1-1hit |
Yasuhisa FUJII Kazumasa YAMAMOTO Seiichi NAKAGAWA
This paper presents a novel method for improving the readability of automatic speech recognition (ASR) results for classroom lectures. Because speech in a classroom is spontaneous and contains many ill-formed utterances with various disfluencies, the ASR result should be edited to improve the readability before presenting it to users, by applying some operations such as removing disfluencies, determining sentence boundaries, inserting punctuation marks and repairing dropped words. Owing to the presence of many kinds of domain-dependent words and casual styles, even state-of-the-art recognizers can only achieve a 30-50% word error rate for speech in classroom lectures.
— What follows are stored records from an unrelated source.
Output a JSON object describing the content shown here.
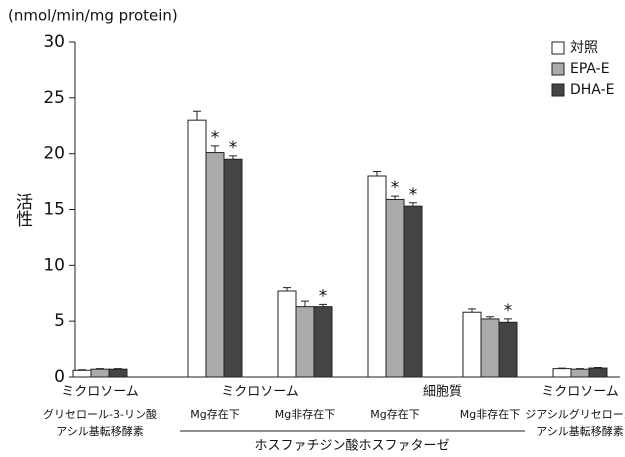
{
  "chart_data": {
    "type": "bar",
    "unit_label": "(nmol/min/mg protein)",
    "y_label": "活性",
    "ylim": [
      0,
      30
    ],
    "yticks": [
      0,
      5,
      10,
      15,
      20,
      25,
      30
    ],
    "categories": [
      [
        "グリセロール-3-リン酸",
        "アシル基転移酵素"
      ],
      [
        "Mg存在下"
      ],
      [
        "Mg非存在下"
      ],
      [
        "Mg存在下"
      ],
      [
        "Mg非存在下"
      ],
      [
        "ジアシルグリセロール",
        "アシル基転移酵素"
      ]
    ],
    "fraction_labels": [
      "ミクロソーム",
      "ミクロソーム",
      "細胞質",
      "ミクロソーム"
    ],
    "enzyme_label": "ホスファチジン酸ホスファターゼ",
    "series": [
      {
        "name": "対照",
        "color": "#ffffff",
        "values": [
          0.6,
          23.0,
          7.7,
          18.0,
          5.8,
          0.75
        ],
        "errors": [
          0.05,
          0.8,
          0.3,
          0.4,
          0.3,
          0.05
        ],
        "markers": [
          null,
          null,
          null,
          null,
          null,
          null
        ]
      },
      {
        "name": "EPA-E",
        "color": "#aaaaaa",
        "values": [
          0.7,
          20.1,
          6.3,
          15.9,
          5.2,
          0.7
        ],
        "errors": [
          0.05,
          0.6,
          0.5,
          0.3,
          0.2,
          0.05
        ],
        "markers": [
          null,
          "*",
          null,
          "*",
          null,
          null
        ]
      },
      {
        "name": "DHA-E",
        "color": "#444444",
        "values": [
          0.7,
          19.5,
          6.3,
          15.3,
          4.9,
          0.8
        ],
        "errors": [
          0.05,
          0.3,
          0.2,
          0.3,
          0.3,
          0.05
        ],
        "markers": [
          null,
          "*",
          "*",
          "*",
          "*",
          null
        ]
      }
    ]
  }
}
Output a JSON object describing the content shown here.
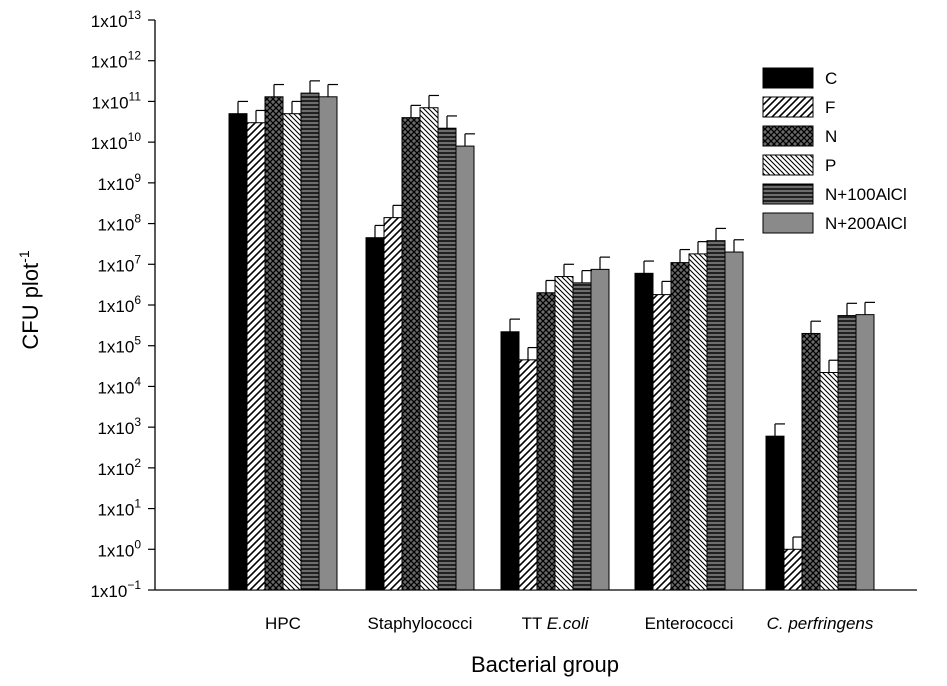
{
  "chart_data": {
    "type": "bar",
    "scale": "log",
    "title": "",
    "xlabel": "Bacterial group",
    "ylabel": "CFU plot",
    "ylabel_sup": "-1",
    "y_ticks": [
      {
        "exp": -1,
        "base": "1x10",
        "sup": "−1"
      },
      {
        "exp": 0,
        "base": "1x10",
        "sup": "0"
      },
      {
        "exp": 1,
        "base": "1x10",
        "sup": "1"
      },
      {
        "exp": 2,
        "base": "1x10",
        "sup": "2"
      },
      {
        "exp": 3,
        "base": "1x10",
        "sup": "3"
      },
      {
        "exp": 4,
        "base": "1x10",
        "sup": "4"
      },
      {
        "exp": 5,
        "base": "1x10",
        "sup": "5"
      },
      {
        "exp": 6,
        "base": "1x10",
        "sup": "6"
      },
      {
        "exp": 7,
        "base": "1x10",
        "sup": "7"
      },
      {
        "exp": 8,
        "base": "1x10",
        "sup": "8"
      },
      {
        "exp": 9,
        "base": "1x10",
        "sup": "9"
      },
      {
        "exp": 10,
        "base": "1x10",
        "sup": "10"
      },
      {
        "exp": 11,
        "base": "1x10",
        "sup": "11"
      },
      {
        "exp": 12,
        "base": "1x10",
        "sup": "12"
      },
      {
        "exp": 13,
        "base": "1x10",
        "sup": "13"
      }
    ],
    "ylim": [
      0.1,
      10000000000000.0
    ],
    "categories": [
      {
        "label": "HPC",
        "italic_part": ""
      },
      {
        "label": "Staphylococci",
        "italic_part": ""
      },
      {
        "label": "TT ",
        "italic_part": "E.coli"
      },
      {
        "label": "Enterococci",
        "italic_part": ""
      },
      {
        "label": "",
        "italic_part": "C. perfringens"
      }
    ],
    "series": [
      {
        "name": "C",
        "pattern": "solid-black",
        "values": [
          50000000000.0,
          45000000.0,
          220000.0,
          6000000.0,
          600
        ],
        "errors": [
          100000000000.0,
          90000000.0,
          450000.0,
          12000000.0,
          1200
        ]
      },
      {
        "name": "F",
        "pattern": "diag-right-sparse",
        "values": [
          30000000000.0,
          140000000.0,
          45000.0,
          1800000.0,
          1
        ],
        "errors": [
          60000000000.0,
          280000000.0,
          90000.0,
          3800000.0,
          2
        ]
      },
      {
        "name": "N",
        "pattern": "crosshatch",
        "values": [
          130000000000.0,
          40000000000.0,
          2000000.0,
          11000000.0,
          200000.0
        ],
        "errors": [
          260000000000.0,
          80000000000.0,
          4000000.0,
          23000000.0,
          400000.0
        ]
      },
      {
        "name": "P",
        "pattern": "diag-left",
        "values": [
          50000000000.0,
          70000000000.0,
          5000000.0,
          18000000.0,
          22000.0
        ],
        "errors": [
          100000000000.0,
          140000000000.0,
          10000000.0,
          36000000.0,
          44000.0
        ]
      },
      {
        "name": "N+100AlCl",
        "pattern": "horizontal",
        "values": [
          160000000000.0,
          22000000000.0,
          3500000.0,
          38000000.0,
          550000.0
        ],
        "errors": [
          320000000000.0,
          44000000000.0,
          7000000.0,
          76000000.0,
          1100000.0
        ]
      },
      {
        "name": "N+200AlCl",
        "pattern": "solid-gray",
        "values": [
          130000000000.0,
          8000000000.0,
          7500000.0,
          20000000.0,
          580000.0
        ],
        "errors": [
          260000000000.0,
          16000000000.0,
          15000000.0,
          40000000.0,
          1160000.0
        ]
      }
    ],
    "legend_placement": "top-right",
    "colors": {
      "solid_black": "#000000",
      "solid_gray": "#8a8a8a",
      "stroke": "#000000"
    }
  }
}
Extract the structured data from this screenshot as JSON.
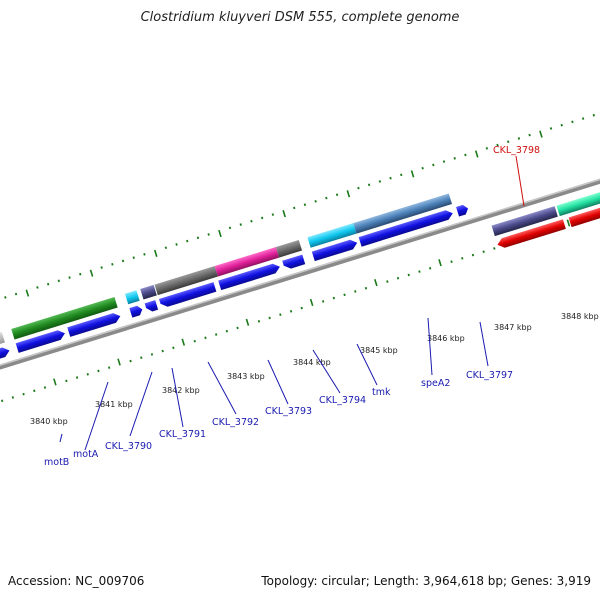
{
  "title": "Clostridium kluyveri DSM 555, complete genome",
  "footer": {
    "accession": "Accession: NC_009706",
    "summary": "Topology: circular; Length: 3,964,618 bp; Genes: 3,919"
  },
  "kbp_labels": [
    "3840 kbp",
    "3841 kbp",
    "3842 kbp",
    "3843 kbp",
    "3844 kbp",
    "3845 kbp",
    "3846 kbp",
    "3847 kbp",
    "3848 kbp"
  ],
  "gene_labels": [
    {
      "text": "motB",
      "color": "#1a1ab0"
    },
    {
      "text": "motA",
      "color": "#1a1ab0"
    },
    {
      "text": "CKL_3790",
      "color": "#1a1ab0"
    },
    {
      "text": "CKL_3791",
      "color": "#1a1ab0"
    },
    {
      "text": "CKL_3792",
      "color": "#1a1ab0"
    },
    {
      "text": "CKL_3793",
      "color": "#1a1ab0"
    },
    {
      "text": "CKL_3794",
      "color": "#1a1ab0"
    },
    {
      "text": "tmk",
      "color": "#1a1ab0"
    },
    {
      "text": "speA2",
      "color": "#1a1ab0"
    },
    {
      "text": "CKL_3797",
      "color": "#1a1ab0"
    },
    {
      "text": "CKL_3798",
      "color": "#d01010"
    }
  ],
  "colors": {
    "backbone": "#8a8a8a",
    "tick": "#1a7a1a",
    "cds_forward": "#1010e0",
    "cds_reverse": "#e00000",
    "cog_green": "#208a20",
    "cog_gray": "#6a6a6a",
    "cog_pink": "#e0209a",
    "cog_cyan": "#10c8f0",
    "cog_steel": "#4a80b8",
    "cog_purple": "#4a4a8a",
    "cog_teal": "#20e0a0"
  }
}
Therefore, a method for improving the readability of ASR results is needed to make it robust to recognition errors. We can use multiple hypotheses instead of the single-best hypothesis as a method to achieve a robust response to recognition errors. However, if the multiple hypotheses are represented by a lattice (or a confusion network), it is difficult to utilize sentence-level knowledge, such as chunking and dependency parsing, which are imperative for determining the discourse structure and therefore imperative for improving readability. In this paper, we propose a novel algorithm that infers clean, readable transcripts from spontaneous multiple hypotheses represented by a confusion network while integrating sentence-level knowledge. Automatic and manual evaluations showed that using multiple hypotheses and sentence-level knowledge is effective to improve the readability of ASR results, while preserving the understandability.